As mentioned above, Sievetz and Desroier (1980) stated that the degradation of coffee flavor is related to oxygen, temperature, and moisture. Radtke and Pringer (1981) observed that fresh coffee flavor could last approximately 2 wk at 21°C in the presence of oxygen, which is similar to the results of our study. Additionally, microencapsulation is known to preserve core material from unwanted environmental conditions (Roshan et al., 2016). Given this, it is likely that the encapsulated caramel flavor was effectively protected from head-space oxygen by microencapsulation, and this could contribute to prolonging coffee flavor.
In this study, the microencapsulated caramel flavor exhibited sustained release and was protected from oxygen, and the microcapsules that contained sample could maintain coffee flavor for a longer period than the control.
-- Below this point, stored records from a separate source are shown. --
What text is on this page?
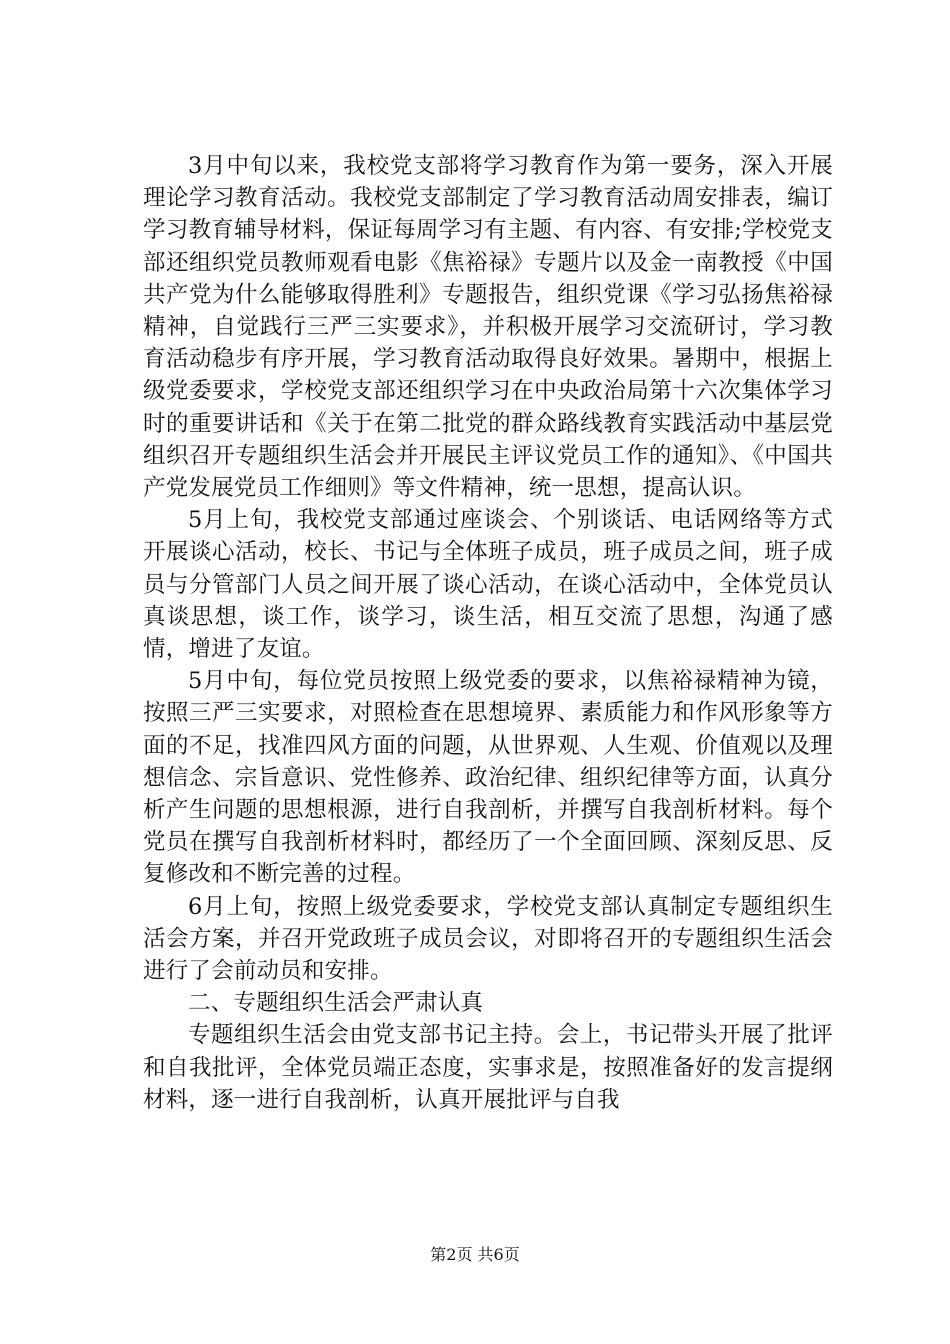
3月中旬以来，我校党支部将学习教育作为第一要务，深入开展理论学习教育活动。我校党支部制定了学习教育活动周安排表，编订学习教育辅导材料，保证每周学习有主题、有内容、有安排;学校党支部还组织党员教师观看电影《焦裕禄》专题片以及金一南教授《中国共产党为什么能够取得胜利》专题报告，组织党课《学习弘扬焦裕禄精神，自觉践行三严三实要求》，并积极开展学习交流研讨，学习教育活动稳步有序开展，学习教育活动取得良好效果。暑期中，根据上级党委要求，学校党支部还组织学习在中央政治局第十六次集体学习时的重要讲话和《关于在第二批党的群众路线教育实践活动中基层党组织召开专题组织生活会并开展民主评议党员工作的通知》、《中国共产党发展党员工作细则》等文件精神，统一思想，提高认识。

5月上旬，我校党支部通过座谈会、个别谈话、电话网络等方式开展谈心活动，校长、书记与全体班子成员，班子成员之间，班子成员与分管部门人员之间开展了谈心活动，在谈心活动中，全体党员认真谈思想，谈工作，谈学习，谈生活，相互交流了思想，沟通了感情，增进了友谊。

5月中旬，每位党员按照上级党委的要求，以焦裕禄精神为镜，按照三严三实要求，对照检查在思想境界、素质能力和作风形象等方面的不足，找准四风方面的问题，从世界观、人生观、价值观以及理想信念、宗旨意识、党性修养、政治纪律、组织纪律等方面，认真分析产生问题的思想根源，进行自我剖析，并撰写自我剖析材料。每个党员在撰写自我剖析材料时，都经历了一个全面回顾、深刻反思、反复修改和不断完善的过程。

6月上旬，按照上级党委要求，学校党支部认真制定专题组织生活会方案，并召开党政班子成员会议，对即将召开的专题组织生活会进行了会前动员和安排。

二、专题组织生活会严肃认真

专题组织生活会由党支部书记主持。会上，书记带头开展了批评和自我批评，全体党员端正态度，实事求是，按照准备好的发言提纲材料，逐一进行自我剖析，认真开展批评与自我

第2页 共6页
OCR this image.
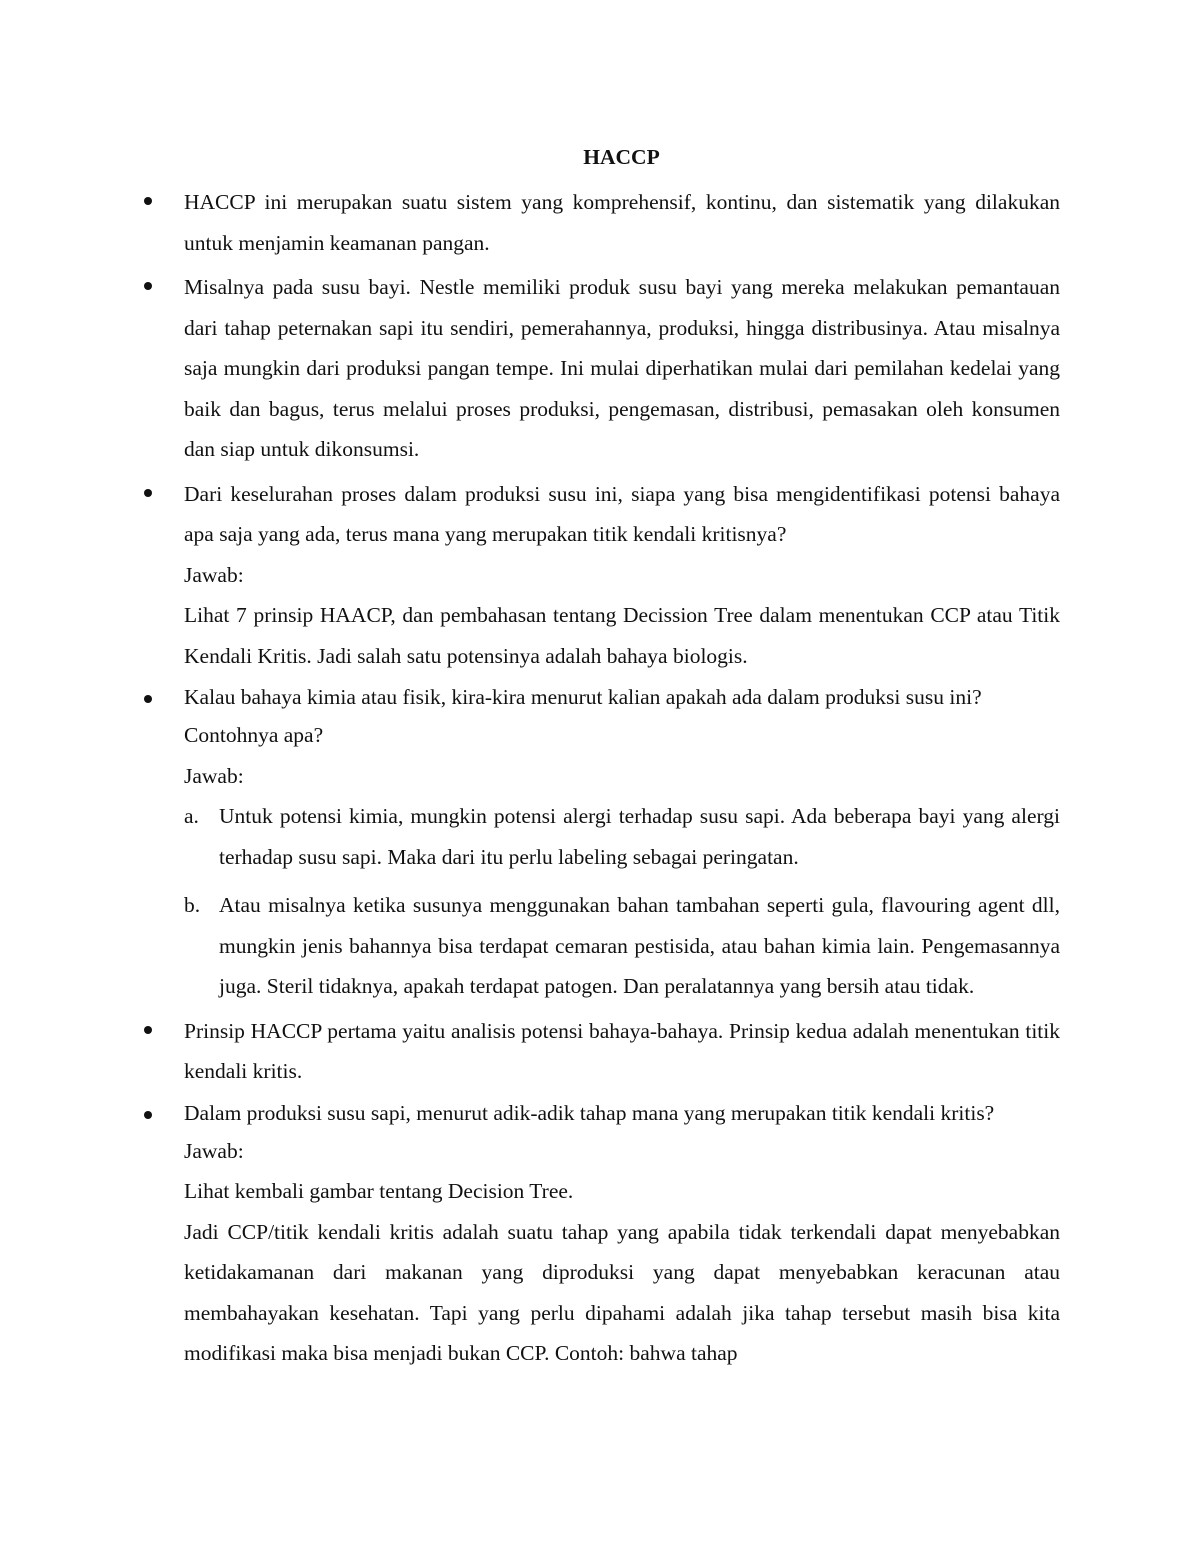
HACCP

HACCP ini merupakan suatu sistem yang komprehensif, kontinu, dan sistematik yang dilakukan untuk menjamin keamanan pangan.

Misalnya pada susu bayi. Nestle memiliki produk susu bayi yang mereka melakukan pemantauan dari tahap peternakan sapi itu sendiri, pemerahannya, produksi, hingga distribusinya. Atau misalnya saja mungkin dari produksi pangan tempe. Ini mulai diperhatikan mulai dari pemilahan kedelai yang baik dan bagus, terus melalui proses produksi, pengemasan, distribusi, pemasakan oleh konsumen dan siap untuk dikonsumsi.

Dari keselurahan proses dalam produksi susu ini, siapa yang bisa mengidentifikasi potensi bahaya apa saja yang ada, terus mana yang merupakan titik kendali kritisnya?

Jawab:

Lihat 7 prinsip HAACP, dan pembahasan tentang Decission Tree dalam menentukan CCP atau Titik Kendali Kritis. Jadi salah satu potensinya adalah bahaya biologis.

Kalau bahaya kimia atau fisik, kira-kira menurut kalian apakah ada dalam produksi susu ini?

Contohnya apa?

Jawab:

a. Untuk potensi kimia, mungkin potensi alergi terhadap susu sapi. Ada beberapa bayi yang alergi terhadap susu sapi. Maka dari itu perlu labeling sebagai peringatan.

b. Atau misalnya ketika susunya menggunakan bahan tambahan seperti gula, flavouring agent dll, mungkin jenis bahannya bisa terdapat cemaran pestisida, atau bahan kimia lain. Pengemasannya juga. Steril tidaknya, apakah terdapat patogen. Dan peralatannya yang bersih atau tidak.

Prinsip HACCP pertama yaitu analisis potensi bahaya-bahaya. Prinsip kedua adalah menentukan titik kendali kritis.

Dalam produksi susu sapi, menurut adik-adik tahap mana yang merupakan titik kendali kritis?

Jawab:

Lihat kembali gambar tentang Decision Tree.

Jadi CCP/titik kendali kritis adalah suatu tahap yang apabila tidak terkendali dapat menyebabkan ketidakamanan dari makanan yang diproduksi yang dapat menyebabkan keracunan atau membahayakan kesehatan. Tapi yang perlu dipahami adalah jika tahap tersebut masih bisa kita modifikasi maka bisa menjadi bukan CCP. Contoh: bahwa tahap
Therefore, it is likely that the encapsulated caramel flavor sample could maintain its flavor for a longer period under normal refrigerated conditions.
This study suggested a method using microencapsulation technology to ameliorate the quality of coffee beverages by increasing the retention of the coffee flavor. The in vitro release characteristics of the capsules, which were rapidly released into the simulated intestinal environment, were confirmed. Additionally, the microencapsulated flavors, when added to beverages, exhibited properties of sustained release during storage. Based on the results from the present study, the microencapsulation of flavor and addition of these microcapsules to coffee beverages was effective for prolonging flavor retention and improving the quality of the beverages. The physicochemical properties of the capsules, however, require further study prior to their use in coffee beverages.